Soe Hok Gie pernah mengingatkan bahwa “gerakan pecinta alam adalah bentuk perlawanan terhadap kesadaran palsu yang dibangun tanpa pengalaman nyata.” Pernyataan ini relevan di tengah maraknya bencana ekologis hari ini. Tanpa pengalaman langsung berinteraksi dengan alam, kepedulian lingkungan mudah berhenti pada wacana.

Pencinta Alam dan Pembentukan Karakter Peduli Lingkungan
Kegiatan pencinta alam sejak lama dikenal sebagai ruang pembelajaran efektif dalam pembinaan karakter siswa. Melalui jelajah alam, latihan penanggulangan bencana, dan kegiatan konservasi, siswa belajar bahwa alam bukan objek eksploitasi, melainkan sistem yang rentan dan saling terhubung. Pengalaman ini menumbuhkan kesadaran bahwa kerusakan lingkungan memiliki konsekuensi nyata bagi kehidupan manusia.
Dalam konteks bencana seperti banjir bandang di Medan dan Aceh, pendidikan karakter berbasis alam menjadi relevan karena membentuk sikap preventif, bukan sekadar reaktif. Siswa tidak hanya diajarkan cara menolong saat bencana terjadi, tetapi juga memahami sebab-sebab ekologis di baliknya. Inilah esensi pendidikan lingkungan yang berkelanjutan.
Pendekatan ini sejalan dengan konsep experiential learning, di mana nilai dan sikap terbentuk melalui pengalaman langsung.
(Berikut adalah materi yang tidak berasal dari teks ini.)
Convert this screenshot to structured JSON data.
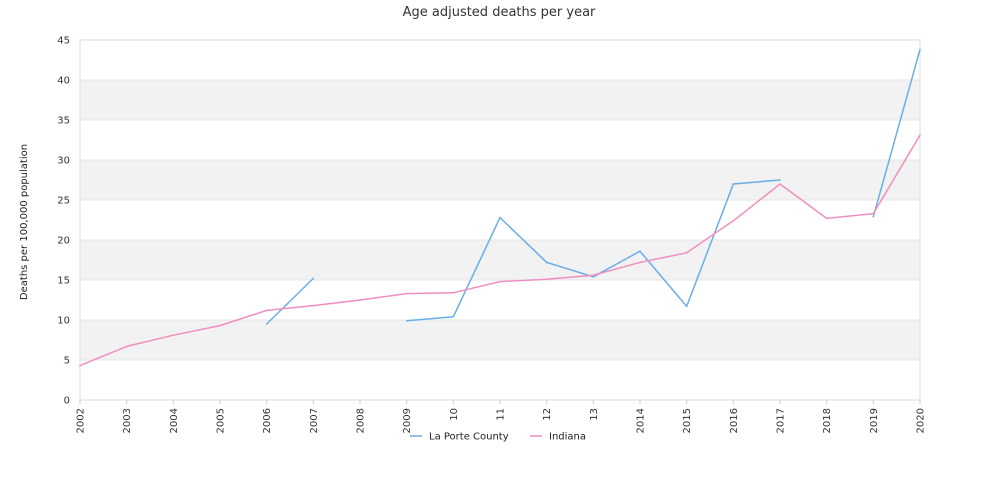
{
  "chart_data": {
    "type": "line",
    "title": "Age adjusted deaths per year",
    "xlabel": "",
    "ylabel": "Deaths per 100,000 population",
    "ylim": [
      0,
      45
    ],
    "yticks": [
      "0",
      "5",
      "10",
      "15",
      "20",
      "25",
      "30",
      "35",
      "40",
      "45"
    ],
    "x": [
      "2002",
      "2003",
      "2004",
      "2005",
      "2006",
      "2007",
      "2008",
      "2009",
      "10",
      "11",
      "12",
      "13",
      "2014",
      "2015",
      "2016",
      "2017",
      "2018",
      "2019",
      "2020"
    ],
    "grid": "horizontal alternating bands",
    "legend_position": "bottom",
    "series": [
      {
        "name": "La Porte County",
        "color": "#6aaee8",
        "values": [
          null,
          null,
          null,
          null,
          9.5,
          15.2,
          null,
          9.9,
          10.4,
          22.8,
          17.2,
          15.4,
          18.6,
          11.7,
          27.0,
          27.5,
          null,
          22.9,
          43.8
        ]
      },
      {
        "name": "Indiana",
        "color": "#ee8fc1",
        "values": [
          4.3,
          6.7,
          8.1,
          9.3,
          11.2,
          11.8,
          12.5,
          13.3,
          13.4,
          14.8,
          15.1,
          15.6,
          17.2,
          18.4,
          22.4,
          27.0,
          22.7,
          23.3,
          33.1
        ]
      }
    ]
  }
}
Dengan tata kelola yang baik dan pendampingan yang tepat, kegiatan pencinta alam dapat menjadi wahana strategis untuk menanamkan karakter peduli lingkungan sejak dini.
Masalah Bukan pada Kegiatannya, Melainkan pada Cara Kita Memaknainya
Dalam kerangka Teori Agenda Setting, media dan institusi memiliki peran besar dalam menentukan isu apa yang dianggap penting oleh publik. Selama ini, kegiatan pencinta alam lebih sering ditempatkan dalam agenda risiko dan keselamatan semata, sementara perannya dalam membangun kesadaran lingkungan dan kesiapsiagaan bencana jarang mendapat sorotan. Akibatnya, kebijakan yang lahir cenderung bersifat pembatasan, bukan penguatan kapasitas pendidikan.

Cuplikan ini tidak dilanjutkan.